Fireworks, concerts and celebrations unfolded around the globe to ring in the new year and, for some, to wring out the old.
“With all the sadness in the country, we’re looking for some good changes in 2013,” Laura Concannon, of Hingham, Mass., said as she, her husband, Kevin, and his parents took in the scene in bustling Times Square on Monday.
A blocks-long line of bundled-up revelers with New Year’s hats and sunglasses boasting “2013” formed hours before the first ball drop in decades without Dick Clark, who died in April and was to be honored with a tribute concert and his name printed on pieces of confetti.
Security in Times Square was tight, with a mass of uniformed police and plainclothes officers assigned to blend into the crowd.

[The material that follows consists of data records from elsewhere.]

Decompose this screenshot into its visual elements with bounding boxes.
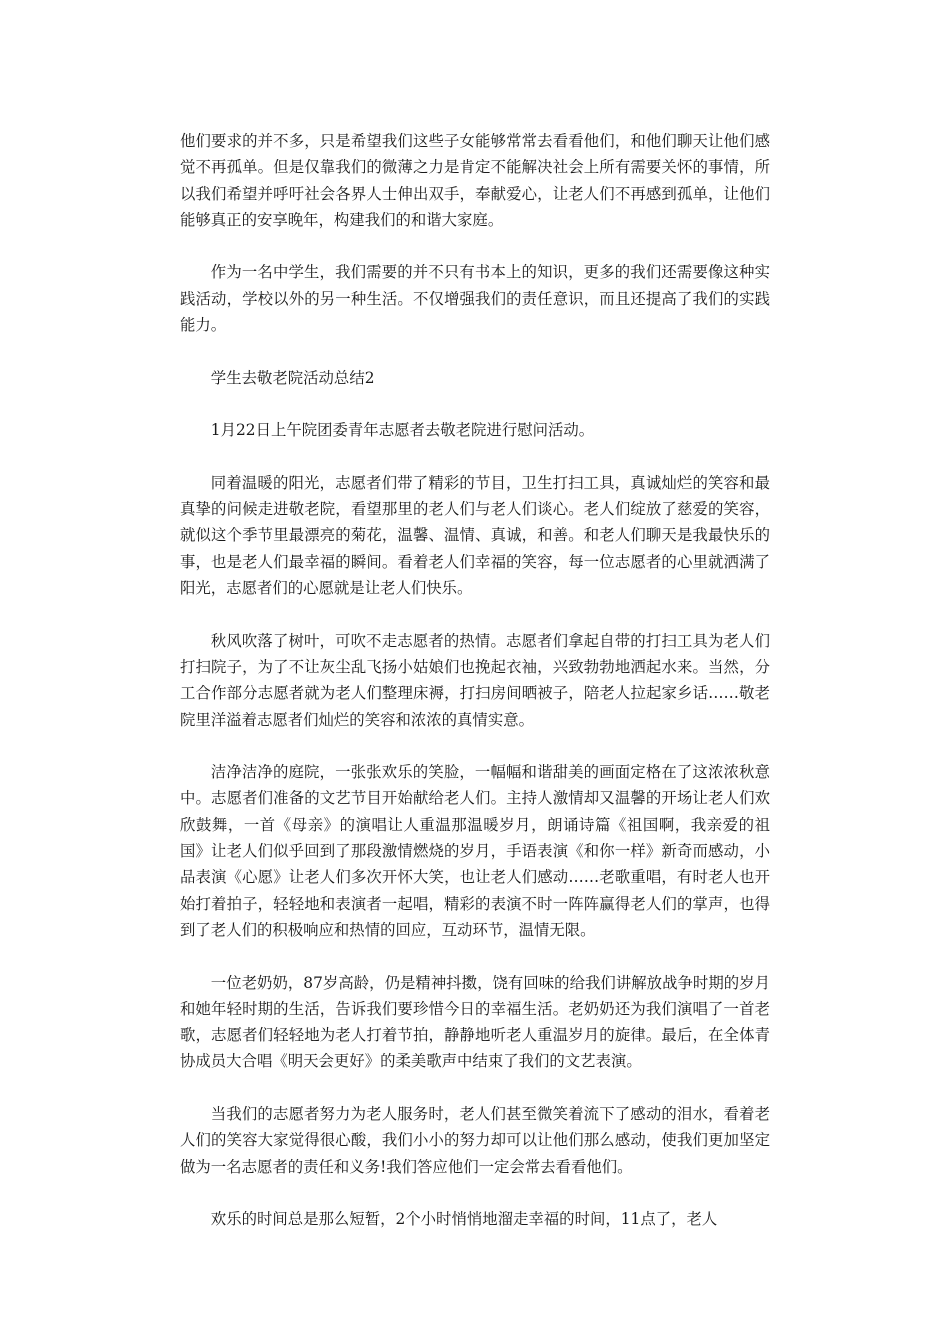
paragraph-date-intro: 1月22日上午院团委青年志愿者去敬老院进行慰问活动。 <box>210 421 595 440</box>
paragraph-autumn-wind: 秋风吹落了树叶，可吹不走志愿者的热情。志愿者们拿起自带的打扫工具为老人们打扫院子，为了不让灰尘乱飞扬小姑娘们也挽起衣袖，兴致勃勃地洒起水来。当然，分工合作部分志愿者就为老人们整理床褥，打扫房间晒被子，陪老人拉起家乡话……敬老院里洋溢着志愿者们灿烂的笑容和浓浓的真情实意。 <box>180 631 770 729</box>
paragraph-courtyard-performance: 洁净洁净的庭院，一张张欢乐的笑脸，一幅幅和谐甜美的画面定格在了这浓浓秋意中。志愿者们准备的文艺节目开始献给老人们。主持人激情却又温馨的开场让老人们欢欣鼓舞，一首《母亲》的演唱让人重温那温暖岁月，朗诵诗篇《祖国啊，我亲爱的祖国》让老人们似乎回到了那段激情燃烧的岁月，手语表演《和你一样》新奇而感动，小品表演《心愿》让老人们多次开怀大笑，也让老人们感动……老歌重唱，有时老人也开始打着拍子，轻轻地和表演者一起唱，精彩的表演不时一阵阵赢得老人们的掌声，也得到了老人们的积极响应和热情的回应，互动环节，温情无限。 <box>180 763 770 939</box>
paragraph-intro-continuation: 他们要求的并不多，只是希望我们这些子女能够常常去看看他们，和他们聊天让他们感觉不再孤单。但是仅靠我们的微薄之力是肯定不能解决社会上所有需要关怀的事情，所以我们希望并呼吁社会各界人士伸出双手，奉献爱心，让老人们不再感到孤单，让他们能够真正的安享晚年，构建我们的和谐大家庭。 <box>180 132 770 229</box>
section-heading: 学生去敬老院活动总结2 <box>210 368 375 387</box>
paragraph-grandmother: 一位老奶奶，87岁高龄，仍是精神抖擞，饶有回味的给我们讲解放战争时期的岁月和她年轻时期的生活，告诉我们要珍惜今日的幸福生活。老奶奶还为我们演唱了一首老歌，志愿者们轻轻地为老人打着节拍，静静地听老人重温岁月的旋律。最后，在全体青协成员大合唱《明天会更好》的柔美歌声中结束了我们的文艺表演。 <box>180 973 770 1071</box>
paragraph-closing-partial: 欢乐的时间总是那么短暂，2个小时悄悄地溜走幸福的时间，11点了，老人 <box>210 1210 718 1229</box>
paragraph-warm-sunshine: 同着温暖的阳光，志愿者们带了精彩的节目，卫生打扫工具，真诚灿烂的笑容和最真挚的问候走进敬老院，看望那里的老人们与老人们谈心。老人们绽放了慈爱的笑容，就似这个季节里最漂亮的菊花，温馨、温情、真诚，和善。和老人们聊天是我最快乐的事，也是老人们最幸福的瞬间。看着老人们幸福的笑容，每一位志愿者的心里就洒满了阳光，志愿者们的心愿就是让老人们快乐。 <box>180 473 770 598</box>
paragraph-student-reflection: 作为一名中学生，我们需要的并不只有书本上的知识，更多的我们还需要像这种实践活动，学校以外的另一种生活。不仅增强我们的责任意识，而且还提高了我们的实践能力。 <box>180 263 770 335</box>
paragraph-volunteer-service: 当我们的志愿者努力为老人服务时，老人们甚至微笑着流下了感动的泪水，看着老人们的笑容大家觉得很心酸，我们小小的努力却可以让他们那么感动，使我们更加坚定做为一名志愿者的责任和义务!我们答应他们一定会常去看看他们。 <box>180 1104 770 1176</box>
document-page <box>180 128 770 1232</box>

With police Commissioner Raymond Kelly proclaiming that Times Square would be the “safest place in the world on New Year’s Eve,” officers used barriers to prevent overcrowding and checkpoints to inspect vehicles, enforce a ban on alcohol and check handbags.
Elsewhere hours earlier, lavish fireworks displays lit up skylines in Sydney, Hong Kong and Shanghai. The United Arab Emirates city of Dubai then took up the baton with a spectacular display featuring multicolored fireworks dancing up and down the world’s tallest building, the Burj Khalifa. In Russia, Moscow’s iconic Red Square was filled with spectators as fireworks exploded near the Kremlin.
Organizers said about 90,000 people gathered in a large field in Yangon, Myanmar, for their first chance to do what much of the world does every Dec. 31 — watch a countdown. The reformist government that took office last year in the country, long under military rule, threw the nation’s first public New Year’s celebration in decades.